Inside the Actors Studio (1994– )
[Lipton tries to get De Niro to say "You talkin' to me?"]
James Lipton: The film Taxi Driver. In which, you spoke those immortal words...
Robert De Niro: [uncomfortable] Well, you know... The usual.
[his infamous answer to "if heaven exists, what would you like to hear God say to you when you reach the pearly gates?"]
Harrison Ford: You're much better-looking in person.
Student: What is the importance of listening, and lastly, do you believe in aliens?
Steven Spielberg: [laughs] Well, I was taught by my mom and dad that in Judaism, the most important prayer is Shema Israel, "Hear, O Israel! The Lord Our God, The Lord is One!", and it was taught to me - from childhood - that the most important thing I could do, as a Jew, was to listen. And that wasn't a way for a parent to say "I know more than you, I'm the boss, you shut up and I'll do all the talking". That wasn't that way at all. They meant listen to yourself. Listen to those little whispers that you tend to want to hear because they're too soft. We tend to somehow listen to the shout and not the whisper. So listening, carefully, is what I was taught all my life. I'm just saying that when people don't listen, it's not that they don't learn, they just deny themselves tremendous opportunities and glorious choices. They deny themselves this, and it's their own damn fault... I do believe in aliens.
James Lipton: What is your favorite curse word?
Jack Lemmon: Cocksucking motherfucker.
Martin Sheen: I love being Spanish as much as I love being Irish, and I *really* love being Irish.
James Lipton: What is your favourite word?
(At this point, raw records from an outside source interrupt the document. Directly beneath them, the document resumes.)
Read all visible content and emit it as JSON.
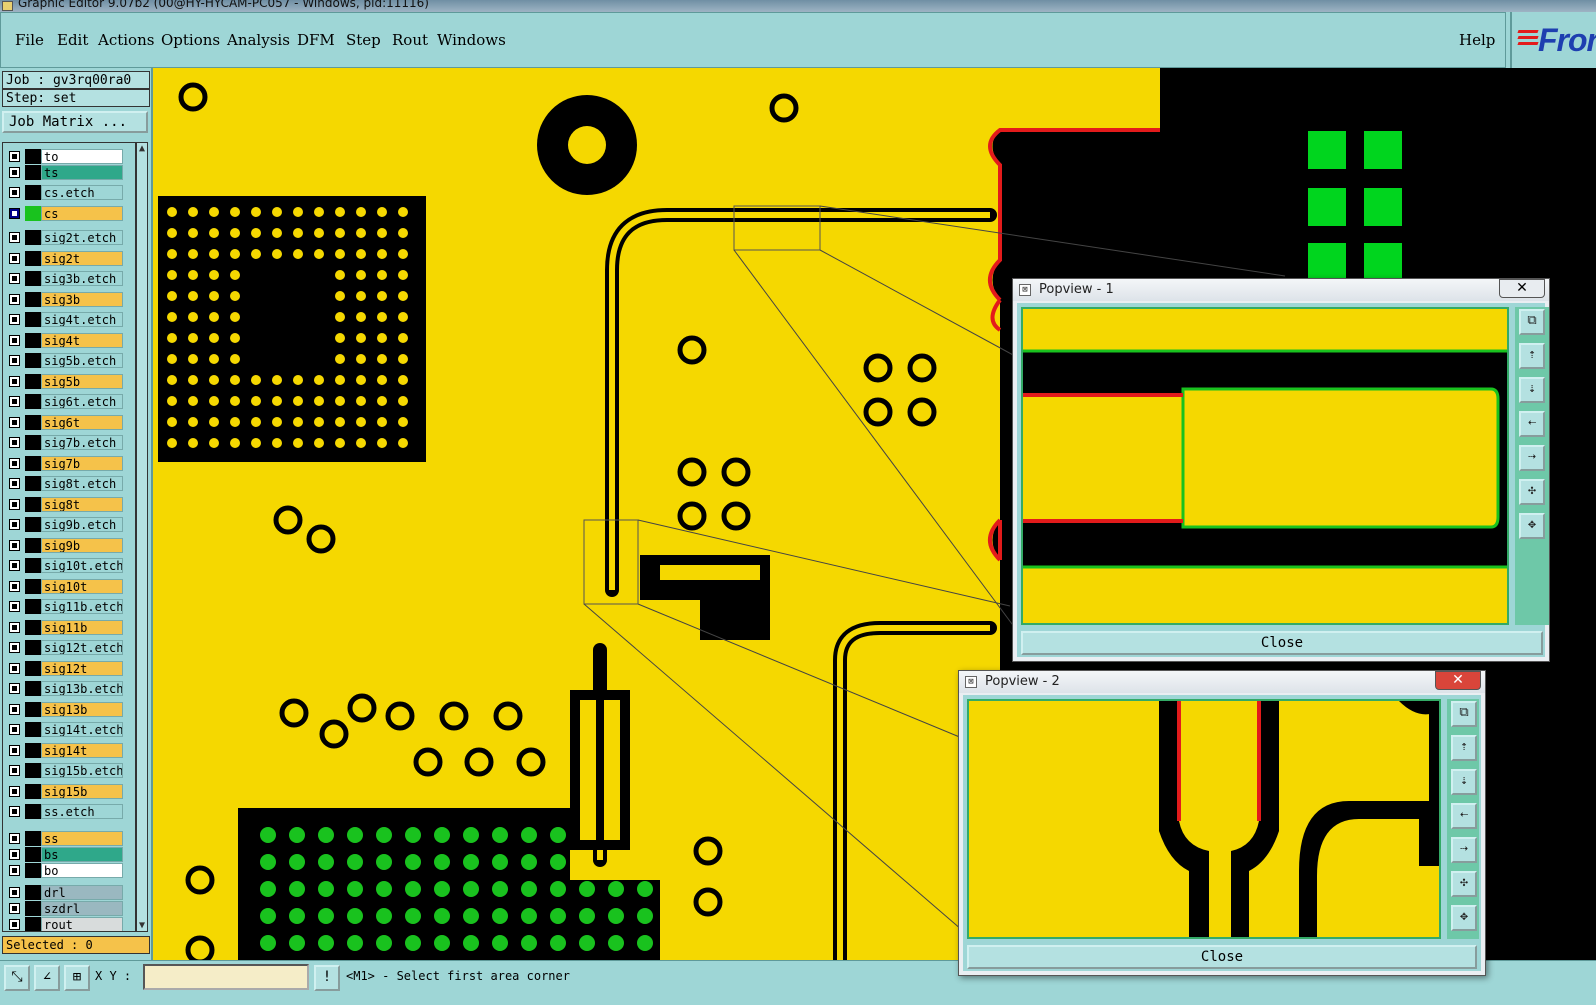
{
  "window": {
    "title": "Graphic Editor 9.07b2 (00@HY-HYCAM-PC057 - Windows, pid:11116)"
  },
  "menu": {
    "items": [
      "File",
      "Edit",
      "Actions",
      "Options",
      "Analysis",
      "DFM",
      "Step",
      "Rout",
      "Windows"
    ],
    "help": "Help"
  },
  "logo": {
    "text": "Fron"
  },
  "job": {
    "job_label": "Job : gv3rq00ra0",
    "step_label": "Step: set",
    "matrix_button": "Job Matrix ..."
  },
  "layers": [
    {
      "name": "to",
      "color": "#ffffff",
      "swatch": "#000000"
    },
    {
      "name": "ts",
      "color": "#2fa88a",
      "swatch": "#000000"
    },
    {
      "name": "cs.etch",
      "color": "#9ed6d6",
      "swatch": "#000000"
    },
    {
      "name": "cs",
      "color": "#f5c24a",
      "swatch": "#19c21e",
      "active": true
    },
    {
      "name": "sig2t.etch",
      "color": "#9ed6d6",
      "swatch": "#000000"
    },
    {
      "name": "sig2t",
      "color": "#f5c24a",
      "swatch": "#000000"
    },
    {
      "name": "sig3b.etch",
      "color": "#9ed6d6",
      "swatch": "#000000"
    },
    {
      "name": "sig3b",
      "color": "#f5c24a",
      "swatch": "#000000"
    },
    {
      "name": "sig4t.etch",
      "color": "#9ed6d6",
      "swatch": "#000000"
    },
    {
      "name": "sig4t",
      "color": "#f5c24a",
      "swatch": "#000000"
    },
    {
      "name": "sig5b.etch",
      "color": "#9ed6d6",
      "swatch": "#000000"
    },
    {
      "name": "sig5b",
      "color": "#f5c24a",
      "swatch": "#000000"
    },
    {
      "name": "sig6t.etch",
      "color": "#9ed6d6",
      "swatch": "#000000"
    },
    {
      "name": "sig6t",
      "color": "#f5c24a",
      "swatch": "#000000"
    },
    {
      "name": "sig7b.etch",
      "color": "#9ed6d6",
      "swatch": "#000000"
    },
    {
      "name": "sig7b",
      "color": "#f5c24a",
      "swatch": "#000000"
    },
    {
      "name": "sig8t.etch",
      "color": "#9ed6d6",
      "swatch": "#000000"
    },
    {
      "name": "sig8t",
      "color": "#f5c24a",
      "swatch": "#000000"
    },
    {
      "name": "sig9b.etch",
      "color": "#9ed6d6",
      "swatch": "#000000"
    },
    {
      "name": "sig9b",
      "color": "#f5c24a",
      "swatch": "#000000"
    },
    {
      "name": "sig10t.etch",
      "color": "#9ed6d6",
      "swatch": "#000000"
    },
    {
      "name": "sig10t",
      "color": "#f5c24a",
      "swatch": "#000000"
    },
    {
      "name": "sig11b.etch",
      "color": "#9ed6d6",
      "swatch": "#000000"
    },
    {
      "name": "sig11b",
      "color": "#f5c24a",
      "swatch": "#000000"
    },
    {
      "name": "sig12t.etch",
      "color": "#9ed6d6",
      "swatch": "#000000"
    },
    {
      "name": "sig12t",
      "color": "#f5c24a",
      "swatch": "#000000"
    },
    {
      "name": "sig13b.etch",
      "color": "#9ed6d6",
      "swatch": "#000000"
    },
    {
      "name": "sig13b",
      "color": "#f5c24a",
      "swatch": "#000000"
    },
    {
      "name": "sig14t.etch",
      "color": "#9ed6d6",
      "swatch": "#000000"
    },
    {
      "name": "sig14t",
      "color": "#f5c24a",
      "swatch": "#000000"
    },
    {
      "name": "sig15b.etch",
      "color": "#9ed6d6",
      "swatch": "#000000"
    },
    {
      "name": "sig15b",
      "color": "#f5c24a",
      "swatch": "#000000"
    },
    {
      "name": "ss.etch",
      "color": "#9ed6d6",
      "swatch": "#000000"
    },
    {
      "name": "ss",
      "color": "#f5c24a",
      "swatch": "#000000"
    },
    {
      "name": "bs",
      "color": "#2fa88a",
      "swatch": "#000000"
    },
    {
      "name": "bo",
      "color": "#ffffff",
      "swatch": "#000000"
    },
    {
      "name": "drl",
      "color": "#9ab8c0",
      "swatch": "#000000"
    },
    {
      "name": "szdrl",
      "color": "#9ab8c0",
      "swatch": "#000000"
    },
    {
      "name": "rout",
      "color": "#d8dcdc",
      "swatch": "#000000"
    }
  ],
  "selected": "Selected : 0",
  "status": {
    "xy_label": "X Y :",
    "message": "<M1> - Select first area corner",
    "xy_value": ""
  },
  "popview1": {
    "title": "Popview - 1",
    "close_label": "Close",
    "x_label": "✕"
  },
  "popview2": {
    "title": "Popview - 2",
    "close_label": "Close",
    "x_label": "✕"
  },
  "colors": {
    "board": "#f5d800",
    "copper": "#000000",
    "highlight": "#19c21e",
    "red_outline": "#e31b1b"
  }
}
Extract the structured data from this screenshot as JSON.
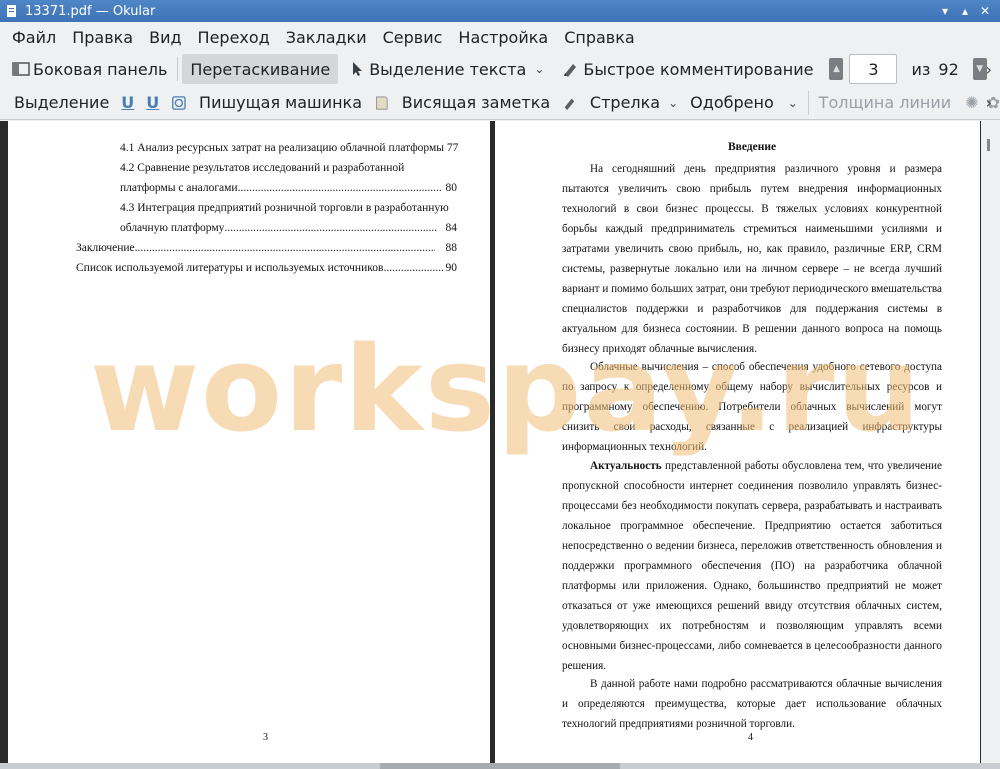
{
  "window": {
    "title": "13371.pdf — Okular"
  },
  "menubar": {
    "items": [
      "Файл",
      "Правка",
      "Вид",
      "Переход",
      "Закладки",
      "Сервис",
      "Настройка",
      "Справка"
    ]
  },
  "toolbar1": {
    "sidebar": "Боковая панель",
    "drag": "Перетаскивание",
    "text_select": "Выделение текста",
    "quick_comment": "Быстрое комментирование",
    "page_current": "3",
    "page_of": "из",
    "page_total": "92"
  },
  "toolbar2": {
    "selection": "Выделение",
    "typewriter": "Пишущая машинка",
    "pinned_note": "Висящая заметка",
    "arrow": "Стрелка",
    "approved": "Одобрено",
    "line_width": "Толщина линии"
  },
  "left_page": {
    "toc": [
      {
        "text": "4.1 Анализ ресурсных затрат на реализацию облачной платформы 77"
      },
      {
        "text": "4.2 Сравнение результатов исследований и разработанной"
      },
      {
        "text": "платформы с аналогами",
        "page": "80"
      },
      {
        "text": "4.3 Интеграция предприятий розничной торговли в разработанную"
      },
      {
        "text": "облачную платформу",
        "page": "84"
      },
      {
        "text": "Заключение",
        "page": "88"
      },
      {
        "text": "Список используемой литературы и используемых источников",
        "page": "90"
      }
    ],
    "page_number": "3"
  },
  "right_page": {
    "heading": "Введение",
    "p1": "На сегодняшний день предприятия различного уровня и размера пытаются увеличить свою прибыль путем внедрения информационных технологий в свои бизнес процессы. В тяжелых условиях конкурентной борьбы каждый предприниматель стремиться наименьшими усилиями и затратами увеличить свою прибыль, но, как правило, различные ERP, CRM системы, развернутые локально или на личном сервере – не всегда лучший вариант и помимо больших затрат, они требуют периодического вмешательства специалистов поддержки и разработчиков для поддержания системы в актуальном для бизнеса состоянии. В решении данного вопроса на помощь бизнесу приходят облачные вычисления.",
    "p2": "Облачные вычисления – способ обеспечения удобного сетевого доступа по запросу к определенному общему набору вычислительных ресурсов и программному обеспечению. Потребители облачных вычислений могут снизить свои расходы, связанные с реализацией инфраструктуры информационных технологий.",
    "p3_bold": "Актуальность",
    "p3": " представленной работы обусловлена тем, что увеличение пропускной способности интернет соединения позволило управлять бизнес-процессами без необходимости покупать сервера, разрабатывать и настраивать локальное программное обеспечение. Предприятию остается заботиться непосредственно о ведении бизнеса, переложив ответственность обновления и поддержки программного обеспечения (ПО) на разработчика облачной платформы или приложения. Однако, большинство предприятий не может отказаться от уже имеющихся решений ввиду отсутствия облачных систем, удовлетворяющих их потребностям и позволяющим управлять всеми основными бизнес-процессами, либо сомневается в целесообразности данного решения.",
    "p4": "В данной работе нами подробно рассматриваются облачные вычисления и определяются преимущества, которые дает использование облачных технологий предприятиями розничной торговли.",
    "page_number": "4"
  },
  "watermark": "workspay.ru"
}
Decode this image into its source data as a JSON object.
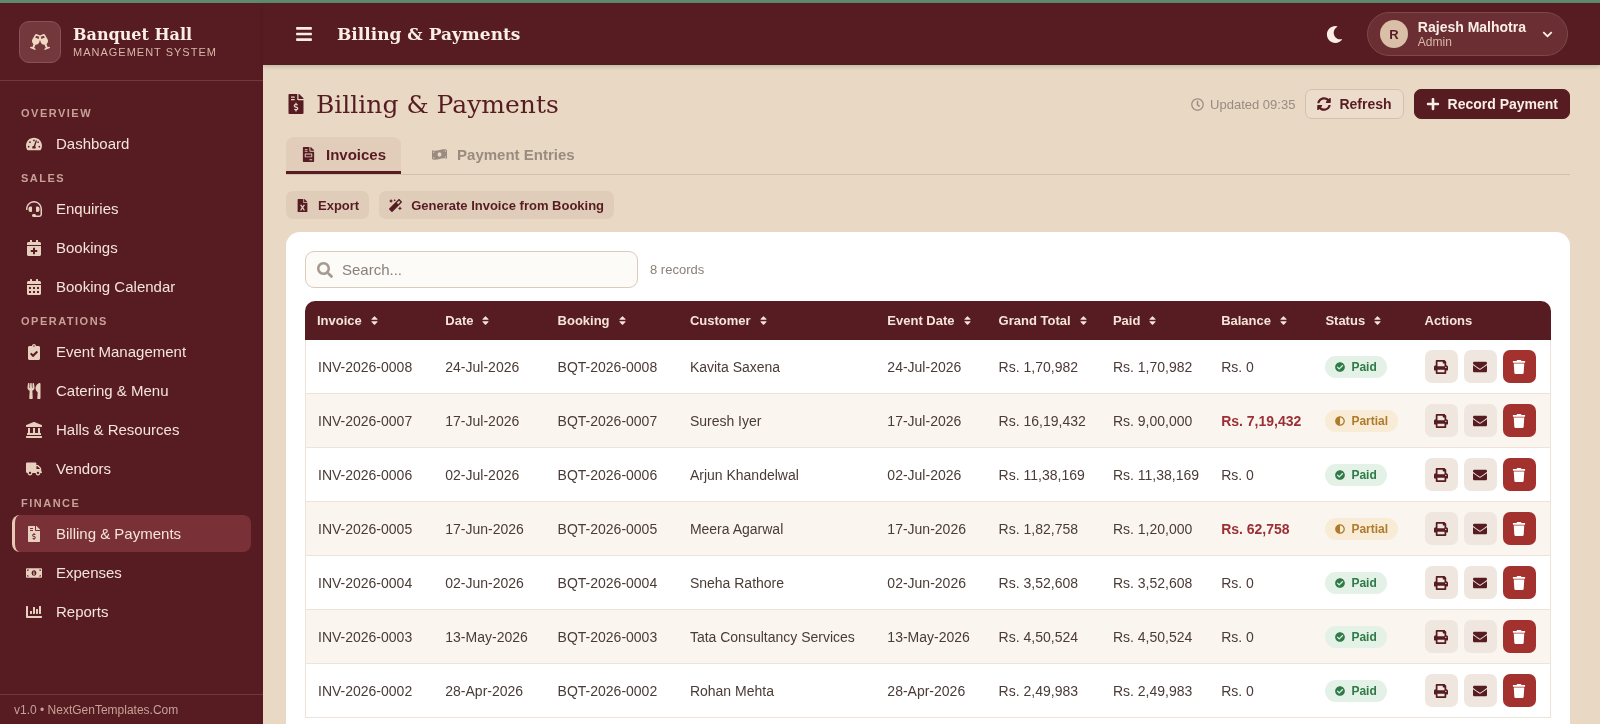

Meryl Streep: I... well, y'know, I don't want to lie...
James Lipton: Don't lie.
Meryl Streep: Because I knew that this was coming and so I asked my daughter what her favourite word is and she's six and ever since she said her favourite word, which she said without hesitating, I can't think of anything else...
James Lipton: Say it.
Meryl Streep: Coconut milk.
Meryl Streep: [taking about Out of Africa] Sydney, I remember, didn't think I was sexy enough to play it.
James Lipton: What did you do about that?
Meryl Streep: They didn't have wonderbras in those days, but I wore a padded bra... a push-up bra and a low cut top... isn't that tragic?
[interviewing the cast of "The Simpsons" as their characters]
James Lipton: Homer, what is your full name?
Dan Castellaneta: Homer J. Simpson. The J stands for Jay.
James Lipton: What do you do at the Nuclear Power Plant?
Dan Castellaneta: I am a safety inspector. I tell people to be safe. And safen up!
James Lipton: Safen up?
Dan Castellaneta: Safen up!
James Lipton: Since you're still here, and Springfield is still here, I assume you have an umblemished record.
Dan Castellaneta: Well... there's a few blemishes on it.
James Lipton: Ever come close to a meltdown?
Dan Castellaneta: Oh, a number of times! If that's what you mean by "blemishes".
James Lipton: I believe you're a man who believes in revenge.
Harry Shearer: [as Montgomery Burns] Yes! Hence the hounds.
[Lipton asks about the seven dirty words]
George Carlin: Shit, piss, fuck, cunt, cocksucker, motherfucker, and tits. That was all I could think of in one sitting.
[regarding Lipton's guest appearance on "The Simpsons," in which Ranier Wolfcastle appears on "Inside the Actor's Studio," gets into character as McBain, and shoots Lipton]
James Lipton: Would it have been too much trouble for you to go out and get a prop gun?
Harry Shearer: [as Ranier Wolfcastle] I'm not the prop man. I'm the actor!